WASH (Water, Sanitation and Hygiene) merupakan istilah kolektif untuk air, sanitasi dan kebersihan. Karena sifatnya yang saling berkaitan atau bergantung satu sama lain, ketiga masalah inti ini dikelompokkan bersama untuk mewakili sektor yang sedang tumbuh. Misalnya, tanpa air bersih yang cukup untuk minum, memasak, dan kebersihan pribadi, sulit untuk mempertahankan kesehatan yang baik dan melawan penyakit. Tanpa sanitasi yang layak, persediaan air dapat terkontaminasi dan penyakit dapat menyebar dengan cepat(19).

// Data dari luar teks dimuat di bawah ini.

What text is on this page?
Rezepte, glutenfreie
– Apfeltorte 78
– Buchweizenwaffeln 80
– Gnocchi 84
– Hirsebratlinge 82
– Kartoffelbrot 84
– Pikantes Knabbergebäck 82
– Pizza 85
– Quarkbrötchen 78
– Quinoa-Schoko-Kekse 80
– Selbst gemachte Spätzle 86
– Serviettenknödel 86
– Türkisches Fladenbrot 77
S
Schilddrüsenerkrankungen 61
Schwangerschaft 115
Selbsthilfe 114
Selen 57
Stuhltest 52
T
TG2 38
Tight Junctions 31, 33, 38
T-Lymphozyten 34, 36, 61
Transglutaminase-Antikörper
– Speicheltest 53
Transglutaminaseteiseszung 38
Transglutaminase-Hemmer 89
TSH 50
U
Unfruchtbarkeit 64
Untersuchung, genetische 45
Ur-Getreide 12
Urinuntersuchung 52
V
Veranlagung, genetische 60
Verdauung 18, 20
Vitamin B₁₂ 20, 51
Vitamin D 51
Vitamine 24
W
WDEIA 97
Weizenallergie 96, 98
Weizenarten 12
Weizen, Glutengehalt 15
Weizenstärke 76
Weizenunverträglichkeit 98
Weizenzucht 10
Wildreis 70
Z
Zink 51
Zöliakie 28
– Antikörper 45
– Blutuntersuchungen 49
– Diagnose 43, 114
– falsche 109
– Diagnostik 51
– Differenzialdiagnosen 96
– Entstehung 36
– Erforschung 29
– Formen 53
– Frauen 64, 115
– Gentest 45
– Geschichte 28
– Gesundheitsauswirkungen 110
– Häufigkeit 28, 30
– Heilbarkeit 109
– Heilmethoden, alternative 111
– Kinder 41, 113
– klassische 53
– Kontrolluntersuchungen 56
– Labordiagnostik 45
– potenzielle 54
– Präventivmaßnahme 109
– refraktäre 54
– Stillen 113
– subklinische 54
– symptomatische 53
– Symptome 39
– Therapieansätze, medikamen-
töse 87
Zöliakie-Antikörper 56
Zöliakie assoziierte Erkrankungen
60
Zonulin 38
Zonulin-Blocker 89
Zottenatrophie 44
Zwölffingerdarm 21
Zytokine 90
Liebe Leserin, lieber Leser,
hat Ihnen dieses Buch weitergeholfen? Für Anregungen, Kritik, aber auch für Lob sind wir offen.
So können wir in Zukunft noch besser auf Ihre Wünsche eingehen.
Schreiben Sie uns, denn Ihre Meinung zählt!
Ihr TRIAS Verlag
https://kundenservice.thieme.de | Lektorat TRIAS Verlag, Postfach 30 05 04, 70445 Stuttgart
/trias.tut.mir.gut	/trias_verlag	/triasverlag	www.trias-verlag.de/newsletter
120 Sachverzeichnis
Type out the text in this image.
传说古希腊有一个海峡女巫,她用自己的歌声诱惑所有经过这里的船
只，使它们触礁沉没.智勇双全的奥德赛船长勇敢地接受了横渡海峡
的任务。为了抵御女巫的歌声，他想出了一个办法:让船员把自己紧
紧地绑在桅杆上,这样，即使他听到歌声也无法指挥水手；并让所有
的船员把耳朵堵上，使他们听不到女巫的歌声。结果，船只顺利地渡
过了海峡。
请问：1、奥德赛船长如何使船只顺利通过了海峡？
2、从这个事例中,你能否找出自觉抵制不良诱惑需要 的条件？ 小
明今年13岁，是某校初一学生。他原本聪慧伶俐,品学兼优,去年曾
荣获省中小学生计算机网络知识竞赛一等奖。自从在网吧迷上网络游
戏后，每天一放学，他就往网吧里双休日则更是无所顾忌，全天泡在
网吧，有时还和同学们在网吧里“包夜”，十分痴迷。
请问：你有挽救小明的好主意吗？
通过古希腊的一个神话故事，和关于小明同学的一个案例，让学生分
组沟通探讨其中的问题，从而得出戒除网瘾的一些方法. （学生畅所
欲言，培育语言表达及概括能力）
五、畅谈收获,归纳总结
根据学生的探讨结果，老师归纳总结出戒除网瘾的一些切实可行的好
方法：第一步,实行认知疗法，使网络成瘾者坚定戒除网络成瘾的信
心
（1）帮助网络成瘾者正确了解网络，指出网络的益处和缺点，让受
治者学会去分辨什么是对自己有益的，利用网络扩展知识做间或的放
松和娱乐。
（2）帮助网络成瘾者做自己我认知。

Dengan masalah-masalah diatas terkait dengan stunting penulis tertarik untuk melakukan Literatur Review. Mengenai dampak faktor air, sanitasi dan hygiene dengan kejadian stunting pada balita.
B. Rumusan Masalah
Masalah stunting pada balita dari tahun ke tahun mengalami peningkatan. Untuk mengurangi jumlah penderita stunting maka perlu di lakukan analisis mengenai faktor faktor yang mempengaruhi kejadian stunting pada balita. Maka penulis ingin melakukan analisis jurnal lebih lanjut mengenai dampak faktor air, sanitasi dan hygiene dengan kejadian stunting pada Balita. Kajian literatur tentang hubungan faktor air, sanitasi dan hygiene dengan kejadian stunting pada balita ini untuk membentuk kerangka teoritis bagi topik penelitian. Jadi rumusan masalah pada Literatur review ini adalah “ Hubungan Faktor Air, Sanitasi dan Hygiene Dengan Kejadian Stunting pada Balita”
C. Tujuan Penelitian
1. Tujuan Umum
Mengkaji artikel-artikel jurnal mengenai hubungan faktor Water, Sanitation, dan Hygiene (WASH) dengan kejadian Stunting pada Balita untuk membentuk sebuah kerangka teori.
2. Tujuan Khusus
a. Mengetahui hubungan faktor air terhadap kejadian stunting pada balita
b. Mengetahui hubungan sanitasi terhadap kejadian stunting pada balita
c. Menganalisis hubungan hygiene terhadap kejadian stunting pada balita
d. Membentuk sebuah kerangka teori mengenai hubungan faktor Water, Sanitasi, dan Hygiene (WASH) dengan kejadian Stunting
pada Balita.
D. Manfaat Penelitian/Literatur Review
1. Bagi Pendidikan Kesehatan
Hasil penelitian literatur review ini diharapkan menjadi tambahan referensi pelaksanaan pendidikan kesehatan yang akan datang, serta dapat menambah wawasan ilmu pengetahuan mengenai faktor Air, Sanitasi dan Hygiene yang berhubungan dengan kejadia stunting pada balita.
2. Bagi Masyarakat
Hasil penelitian literatur review diharapkan bisa menjadi informasi tambahan bagi masyarakat menegenai masalah kesehatan pada balita terutama dalam masalah kesehatan stunting pada balita.
3. Bagi Peneliti
Hasil Penelitian literatur review ini diharapkan dapat menambah pengetahuan dalam konteks kelimuan dan metodologi penelitian yang benar, serta memberikan pengalaman yang berharga sebagai peneliti pemula. Dan semoga hasil penelitian ini juga dapat digunakan untuk penelitian yang akan datang.
E. Ruang Lingkup
Penelitian ini menggunakan metode systematic review. Dengan menganalisis faktor Air, Sanitasi dan Hygiene dari kejadian Stunting pada balita. Artikel yang dipilih meliputi artikel dengan lokasi penelitian di Indonesia dan Luar Negeri, dengan rentang waktu penelitian tahun 2010 sampai tahun 2020.